Graham Vyse: It’s the holiday season, traditionally a busy movie season in America. Are people going back to the theaters?

David Herrin: Some are. Movie theaters have made an admirable recovery, but it’s a very specific group that’s going back—primarily men between the ages of 25 and 45. The Quorum did a study with two other companies, Fanthropology and Cultique, polling 2,500 people in the U.S. who went to the movies before the pandemic, asking them if they’re returning now. Roughly half of them—49 percent—said they’re not.

We divided those former filmgoers into three different groups: The first is the “reluctants," which includes me. These are people who started going back to movie theaters in May, June, and July, when vaccines started to take hold and there was no Delta variant. Once the variant came along and we saw spiking Covid cases over the summer, the reluctants stopped going. The second group is the “hopefuls.” They’ve yet to go back to the movie theater, but they aspire to; they want to go back. Then there’s a third group, the “likely lost.” These are people who went to the movies before the pandemic, haven’t been back since, and don’t see themselves returning in the future.

Vyse: What more do you know about the reluctants?

Herrin: They were the most avid of filmgoers before the pandemic. These are people who go to the movies at least once a week. Then you have frequent filmgoers, who go once a month, and infrequent filmgoers, who go two or three times a year. The people who aren’t going at all tend to be female, across the entire age range. Older audiences, both male and female, aren’t returning. Lower-income respondents aren’t either.

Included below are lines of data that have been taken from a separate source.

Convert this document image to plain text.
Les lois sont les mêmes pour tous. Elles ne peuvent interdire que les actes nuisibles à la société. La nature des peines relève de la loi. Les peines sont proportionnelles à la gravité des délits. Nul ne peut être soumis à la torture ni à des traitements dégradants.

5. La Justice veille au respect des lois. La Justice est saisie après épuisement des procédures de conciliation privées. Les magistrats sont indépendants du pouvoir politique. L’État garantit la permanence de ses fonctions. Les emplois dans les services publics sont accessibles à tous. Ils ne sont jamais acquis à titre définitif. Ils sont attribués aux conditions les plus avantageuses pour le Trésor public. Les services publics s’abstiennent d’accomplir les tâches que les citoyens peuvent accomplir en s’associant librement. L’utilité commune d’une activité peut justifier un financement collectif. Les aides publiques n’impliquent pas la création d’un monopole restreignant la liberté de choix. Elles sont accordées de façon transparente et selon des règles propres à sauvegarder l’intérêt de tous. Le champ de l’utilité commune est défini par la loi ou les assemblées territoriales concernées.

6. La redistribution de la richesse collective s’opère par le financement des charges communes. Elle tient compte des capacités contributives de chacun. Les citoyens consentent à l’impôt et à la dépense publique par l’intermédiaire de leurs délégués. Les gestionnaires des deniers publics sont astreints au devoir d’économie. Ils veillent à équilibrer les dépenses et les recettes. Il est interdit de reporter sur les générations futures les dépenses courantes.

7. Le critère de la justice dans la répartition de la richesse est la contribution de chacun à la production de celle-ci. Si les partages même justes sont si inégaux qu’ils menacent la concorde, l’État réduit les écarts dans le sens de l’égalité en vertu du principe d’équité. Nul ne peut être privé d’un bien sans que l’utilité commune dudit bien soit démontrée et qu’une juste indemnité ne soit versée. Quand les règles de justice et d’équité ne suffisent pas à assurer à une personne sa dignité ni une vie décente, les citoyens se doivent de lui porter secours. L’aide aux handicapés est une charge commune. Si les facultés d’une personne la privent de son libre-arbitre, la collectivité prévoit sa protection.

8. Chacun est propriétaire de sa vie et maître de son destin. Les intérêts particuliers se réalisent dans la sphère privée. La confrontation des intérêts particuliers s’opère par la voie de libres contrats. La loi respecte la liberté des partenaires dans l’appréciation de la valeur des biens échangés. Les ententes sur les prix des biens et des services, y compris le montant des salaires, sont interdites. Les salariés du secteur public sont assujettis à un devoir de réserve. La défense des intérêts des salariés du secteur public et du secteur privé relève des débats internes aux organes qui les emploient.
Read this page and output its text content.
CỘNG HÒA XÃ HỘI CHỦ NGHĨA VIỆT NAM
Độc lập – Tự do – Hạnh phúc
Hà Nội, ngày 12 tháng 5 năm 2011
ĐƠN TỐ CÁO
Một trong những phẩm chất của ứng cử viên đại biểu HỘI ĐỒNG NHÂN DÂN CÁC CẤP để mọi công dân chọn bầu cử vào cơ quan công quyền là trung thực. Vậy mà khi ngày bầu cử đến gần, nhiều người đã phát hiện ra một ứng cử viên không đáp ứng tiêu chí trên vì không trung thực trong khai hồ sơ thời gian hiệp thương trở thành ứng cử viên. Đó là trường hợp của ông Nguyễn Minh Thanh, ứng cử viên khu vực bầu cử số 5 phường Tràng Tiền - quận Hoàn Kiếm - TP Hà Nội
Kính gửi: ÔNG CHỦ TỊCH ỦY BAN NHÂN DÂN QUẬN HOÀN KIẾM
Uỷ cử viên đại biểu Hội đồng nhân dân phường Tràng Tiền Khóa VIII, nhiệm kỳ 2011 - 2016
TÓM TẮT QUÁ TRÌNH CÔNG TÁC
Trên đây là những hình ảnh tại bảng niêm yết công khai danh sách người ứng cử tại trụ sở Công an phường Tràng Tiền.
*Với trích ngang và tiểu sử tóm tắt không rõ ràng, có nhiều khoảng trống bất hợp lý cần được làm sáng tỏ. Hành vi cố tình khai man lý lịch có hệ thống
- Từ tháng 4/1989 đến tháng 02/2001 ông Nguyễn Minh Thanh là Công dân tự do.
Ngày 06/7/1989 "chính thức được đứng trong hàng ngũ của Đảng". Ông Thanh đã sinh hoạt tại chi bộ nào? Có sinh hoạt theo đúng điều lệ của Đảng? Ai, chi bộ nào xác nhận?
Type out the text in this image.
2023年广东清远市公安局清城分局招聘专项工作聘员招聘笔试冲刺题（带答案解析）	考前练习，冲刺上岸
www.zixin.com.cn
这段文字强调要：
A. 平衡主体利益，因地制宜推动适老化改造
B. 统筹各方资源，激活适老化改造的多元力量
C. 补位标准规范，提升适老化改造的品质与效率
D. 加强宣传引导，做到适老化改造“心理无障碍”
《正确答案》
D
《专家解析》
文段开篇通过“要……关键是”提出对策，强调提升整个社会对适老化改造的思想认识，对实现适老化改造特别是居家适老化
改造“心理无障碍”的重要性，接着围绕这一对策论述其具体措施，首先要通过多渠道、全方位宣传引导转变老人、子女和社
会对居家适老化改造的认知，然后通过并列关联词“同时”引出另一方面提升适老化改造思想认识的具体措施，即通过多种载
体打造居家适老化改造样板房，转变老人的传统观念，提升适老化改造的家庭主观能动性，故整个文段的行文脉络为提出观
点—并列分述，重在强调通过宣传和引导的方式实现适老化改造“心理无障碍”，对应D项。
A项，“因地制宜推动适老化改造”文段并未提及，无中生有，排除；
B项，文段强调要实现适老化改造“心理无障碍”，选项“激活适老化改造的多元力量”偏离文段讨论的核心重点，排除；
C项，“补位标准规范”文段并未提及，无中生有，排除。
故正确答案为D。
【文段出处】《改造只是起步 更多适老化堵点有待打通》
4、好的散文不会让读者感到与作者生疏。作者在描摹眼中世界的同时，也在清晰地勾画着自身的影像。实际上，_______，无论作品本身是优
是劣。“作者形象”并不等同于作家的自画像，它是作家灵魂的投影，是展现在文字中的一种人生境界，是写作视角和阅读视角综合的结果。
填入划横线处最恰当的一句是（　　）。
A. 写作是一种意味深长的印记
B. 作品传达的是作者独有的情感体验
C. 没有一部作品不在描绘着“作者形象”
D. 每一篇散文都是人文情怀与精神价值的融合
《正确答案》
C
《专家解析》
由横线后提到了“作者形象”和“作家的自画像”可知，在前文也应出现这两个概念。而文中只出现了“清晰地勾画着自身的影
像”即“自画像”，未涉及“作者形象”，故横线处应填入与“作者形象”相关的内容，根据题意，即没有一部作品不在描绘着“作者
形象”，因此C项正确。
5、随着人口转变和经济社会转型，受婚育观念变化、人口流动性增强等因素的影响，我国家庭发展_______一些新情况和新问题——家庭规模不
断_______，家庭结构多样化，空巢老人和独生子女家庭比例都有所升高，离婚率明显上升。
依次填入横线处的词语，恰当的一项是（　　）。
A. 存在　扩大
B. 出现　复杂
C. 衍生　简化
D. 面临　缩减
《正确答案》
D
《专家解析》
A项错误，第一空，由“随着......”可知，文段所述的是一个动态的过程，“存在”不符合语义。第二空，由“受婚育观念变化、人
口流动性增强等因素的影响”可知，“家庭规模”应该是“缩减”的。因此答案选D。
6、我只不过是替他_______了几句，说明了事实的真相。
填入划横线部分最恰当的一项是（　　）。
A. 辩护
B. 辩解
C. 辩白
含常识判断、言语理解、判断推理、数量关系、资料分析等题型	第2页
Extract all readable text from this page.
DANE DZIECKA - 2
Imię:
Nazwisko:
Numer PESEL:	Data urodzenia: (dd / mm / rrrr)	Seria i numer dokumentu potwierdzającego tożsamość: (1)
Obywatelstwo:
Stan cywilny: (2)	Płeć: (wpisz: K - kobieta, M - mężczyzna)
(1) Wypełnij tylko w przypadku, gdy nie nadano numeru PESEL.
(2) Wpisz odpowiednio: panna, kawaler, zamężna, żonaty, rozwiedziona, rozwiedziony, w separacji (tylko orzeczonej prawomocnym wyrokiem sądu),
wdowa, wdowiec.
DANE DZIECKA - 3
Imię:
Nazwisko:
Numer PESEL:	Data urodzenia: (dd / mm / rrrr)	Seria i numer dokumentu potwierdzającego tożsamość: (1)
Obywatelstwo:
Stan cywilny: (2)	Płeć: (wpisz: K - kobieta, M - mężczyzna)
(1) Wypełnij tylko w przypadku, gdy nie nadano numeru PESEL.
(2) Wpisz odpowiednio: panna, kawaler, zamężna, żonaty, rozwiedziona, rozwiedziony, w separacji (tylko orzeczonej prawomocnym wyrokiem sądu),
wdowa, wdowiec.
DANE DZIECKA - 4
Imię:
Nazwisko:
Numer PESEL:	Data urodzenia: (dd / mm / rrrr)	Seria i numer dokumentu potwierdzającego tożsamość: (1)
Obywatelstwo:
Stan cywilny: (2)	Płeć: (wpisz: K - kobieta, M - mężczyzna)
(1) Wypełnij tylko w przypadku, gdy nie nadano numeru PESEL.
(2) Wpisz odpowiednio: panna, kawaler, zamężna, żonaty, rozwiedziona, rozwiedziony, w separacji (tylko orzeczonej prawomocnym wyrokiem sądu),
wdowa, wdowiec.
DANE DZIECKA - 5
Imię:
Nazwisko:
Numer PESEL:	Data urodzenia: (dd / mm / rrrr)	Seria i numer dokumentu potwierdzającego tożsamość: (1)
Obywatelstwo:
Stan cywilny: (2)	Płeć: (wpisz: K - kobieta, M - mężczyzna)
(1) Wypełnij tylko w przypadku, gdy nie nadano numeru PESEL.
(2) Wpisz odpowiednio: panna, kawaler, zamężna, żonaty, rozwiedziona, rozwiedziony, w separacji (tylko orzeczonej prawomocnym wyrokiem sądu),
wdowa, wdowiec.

There are two main issues that have been pain points for the movie business, and these predate the pandemic. One is price sensitivity. It’s expensive to go to the movies. Really, this is less in ticket prices than in the popcorn and other concessions, which are very expensive for some people. Then there’s the idea that going to movie theaters has a low experiential value. There are a ton of commercials. People are on their phones. The seats aren’t comfortable. These issues have been there for a long time. The pandemic meant new health-safety concerns, but these amplified the preexisting issues.

Vyse: Can you elaborate on the trends you were seeing before the pandemic?

Herrin: The biggest trend before the pandemic was that theaters were losing younger audiences. We saw this with the under-25 age group. They were raised on social media and YouTube and used to short-form content instead of long-form content. During the pandemic, out of necessity, many studios released movies to watch at home on streaming services. Theaters were closed for the most part. As a result, a lot of people got used to the idea of watching movies at home.